The thunderstorm warning was issued approximately 40 minutes before the duck boat sank, but a severe thunderstorm watch had been in effect for over seven hours, the Tampa Bay Times previously reported.
Winds topped 63 miles per hour at the Branson Airport, and were even more severe over the lake’s open water, National Weather Service meteorologist Steve Linderberg told FOX News.
“When we issue a warning, it means take action,” meteorologist Kelsey Angle told WTOP.
An off-duty Stone County sheriff’s deputy was working security for nearby for the popular Branson Belle showboat, which offers tours across the lake, when a violent storm hit, Stone County Sheriff Doug Rader said, according to the Tampa Bay Times.
The deputy and other Branson Belle employees and passengers jumped into action, rescuing as many people as possible during an effort the sheriff described as “outstanding,” according to the Tampa Bay Times.
The crew’s rescue mission was already underway when police were first notified about the sinking “Ride the Ducks” boat at approximately 7 p.m., Sheriff Rader said.
One of the duck boats was able to make it to safety, but the second boat soon fell behind and the lake water eventually began pouring into the windows, the video showed.
The duck boat, which had the ability to travel both in water and on land, ultimately capsized and sank in 40 feet of water, WTOP reported.
When it reached the lakebed, the boat rolled on its wheels to a depth of approximately 80 feet, Sheriff Rader said.
Kourtney Parker, a passenger on the other duck boat that was able to reach the shore, captured harrowing footage of the violent storm as she watched the doomed boat through her window.
“[We] got about halfway across the lake, and then, bam, everything all happened so fast,” Parker told CNN. “We were literally under water a couple times.”
“We got toward the lake ramp, but our propeller quit working.

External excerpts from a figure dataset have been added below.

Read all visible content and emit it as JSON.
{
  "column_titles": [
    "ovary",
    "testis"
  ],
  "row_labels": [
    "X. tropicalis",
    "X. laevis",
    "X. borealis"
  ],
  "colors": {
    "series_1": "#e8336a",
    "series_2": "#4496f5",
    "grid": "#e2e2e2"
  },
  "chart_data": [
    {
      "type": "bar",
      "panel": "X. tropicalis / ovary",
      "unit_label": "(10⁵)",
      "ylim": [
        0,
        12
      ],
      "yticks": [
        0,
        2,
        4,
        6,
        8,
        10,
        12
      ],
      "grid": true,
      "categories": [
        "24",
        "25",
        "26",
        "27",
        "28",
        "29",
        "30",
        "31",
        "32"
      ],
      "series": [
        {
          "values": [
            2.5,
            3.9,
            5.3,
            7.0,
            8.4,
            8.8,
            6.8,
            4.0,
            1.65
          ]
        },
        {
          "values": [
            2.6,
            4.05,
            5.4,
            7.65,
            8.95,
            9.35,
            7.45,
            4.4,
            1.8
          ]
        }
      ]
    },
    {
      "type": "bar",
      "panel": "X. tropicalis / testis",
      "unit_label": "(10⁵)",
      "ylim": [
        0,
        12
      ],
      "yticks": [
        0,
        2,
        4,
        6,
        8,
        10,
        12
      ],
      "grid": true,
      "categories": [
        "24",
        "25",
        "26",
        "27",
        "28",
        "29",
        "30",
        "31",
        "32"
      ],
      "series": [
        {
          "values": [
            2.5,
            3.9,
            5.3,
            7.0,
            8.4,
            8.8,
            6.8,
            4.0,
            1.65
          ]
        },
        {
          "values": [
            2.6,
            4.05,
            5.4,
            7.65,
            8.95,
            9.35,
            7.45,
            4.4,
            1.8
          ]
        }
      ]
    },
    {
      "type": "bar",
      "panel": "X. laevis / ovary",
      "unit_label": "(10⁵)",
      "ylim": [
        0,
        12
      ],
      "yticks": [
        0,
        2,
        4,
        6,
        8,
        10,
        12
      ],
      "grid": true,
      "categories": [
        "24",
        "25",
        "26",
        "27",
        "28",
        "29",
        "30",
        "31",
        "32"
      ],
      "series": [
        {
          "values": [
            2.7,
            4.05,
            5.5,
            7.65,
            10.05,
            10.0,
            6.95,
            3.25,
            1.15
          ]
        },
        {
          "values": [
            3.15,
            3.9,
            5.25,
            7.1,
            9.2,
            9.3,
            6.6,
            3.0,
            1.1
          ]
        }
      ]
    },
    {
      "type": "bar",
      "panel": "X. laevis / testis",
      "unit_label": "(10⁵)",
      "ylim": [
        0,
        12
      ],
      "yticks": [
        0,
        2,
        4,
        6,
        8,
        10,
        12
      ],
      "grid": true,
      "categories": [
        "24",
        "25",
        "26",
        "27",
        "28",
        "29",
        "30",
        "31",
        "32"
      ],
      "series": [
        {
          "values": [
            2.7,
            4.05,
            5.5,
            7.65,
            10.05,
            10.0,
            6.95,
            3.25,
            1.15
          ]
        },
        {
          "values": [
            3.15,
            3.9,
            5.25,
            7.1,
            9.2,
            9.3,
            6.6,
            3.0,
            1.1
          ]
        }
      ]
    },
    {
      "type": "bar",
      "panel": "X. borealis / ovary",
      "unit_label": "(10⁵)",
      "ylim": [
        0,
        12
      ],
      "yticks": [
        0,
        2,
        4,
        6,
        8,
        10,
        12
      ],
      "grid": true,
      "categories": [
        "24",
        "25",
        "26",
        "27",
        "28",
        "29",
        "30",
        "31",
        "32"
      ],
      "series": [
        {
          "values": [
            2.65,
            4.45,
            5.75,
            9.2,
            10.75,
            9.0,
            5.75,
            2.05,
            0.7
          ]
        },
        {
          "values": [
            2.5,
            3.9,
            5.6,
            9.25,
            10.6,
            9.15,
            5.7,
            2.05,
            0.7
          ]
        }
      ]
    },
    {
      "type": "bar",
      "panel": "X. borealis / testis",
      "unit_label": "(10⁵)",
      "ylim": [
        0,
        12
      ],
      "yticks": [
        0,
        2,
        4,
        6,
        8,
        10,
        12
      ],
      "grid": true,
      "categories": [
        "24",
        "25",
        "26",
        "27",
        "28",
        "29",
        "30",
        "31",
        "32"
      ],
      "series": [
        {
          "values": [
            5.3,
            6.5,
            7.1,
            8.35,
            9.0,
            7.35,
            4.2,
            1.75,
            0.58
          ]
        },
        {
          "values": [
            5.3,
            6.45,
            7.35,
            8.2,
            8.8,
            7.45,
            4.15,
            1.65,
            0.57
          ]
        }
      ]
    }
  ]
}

So, we had to wait 15 to 20 minutes for a backup bus, which set us back and that (other) boat, because we were in front of them, and they had to wait for us,” she explained.
When her boat reached shore, Parker scrambled out onto the ramp and searched the water for the second duck boat.
“I turned around and watched the other boat nose-dive, and my heart dropped,” she told CNN.
Suzanne Smagala, spokesperson for Ripley Entertainment, which owns Ride the Ducks in Branson, said in 2018 statement that the fatal incident was the only accident in the history of the business – a period that spanned over four decades, WTOP reported.
“We are deeply saddened by the tragic accident that occurred at Ride The Ducks Branson. This incident has deeply affected all of us. Words cannot convey how profoundly our hearts are breaking,” a statement on the company’s website read shortly after the incident. “We will continue to do all we can to assist the families who were involved.”
“The safety of our guests and employees is our number one priority. Ride the Ducks will be closed for business while we support the investigation, and to allow time to grieve for the families and the community,” the statement continued. “Thank you for your support, and we ask that your thoughts and prayers be with the families during this time.”
The duck boats have not returned to the lake since the tragedy, the Associated Press reported.
University of Georgia professor and past president of the American Meteorological Society Marshall Shepherd disputed the narrative that the relentless storm emerged “out of nowhere,” as some witnesses had described, according to a Forbes editorial.
“This is not 1901. We have satellites, advanced radars, good weather models, all short-term weather information showed that storms approaching well before the boat was on the water,” Marshall noted. “In fact, Doppler radar was tracking these storms as they approached Branson…It is pretty clear that strong storms were approaching the area.”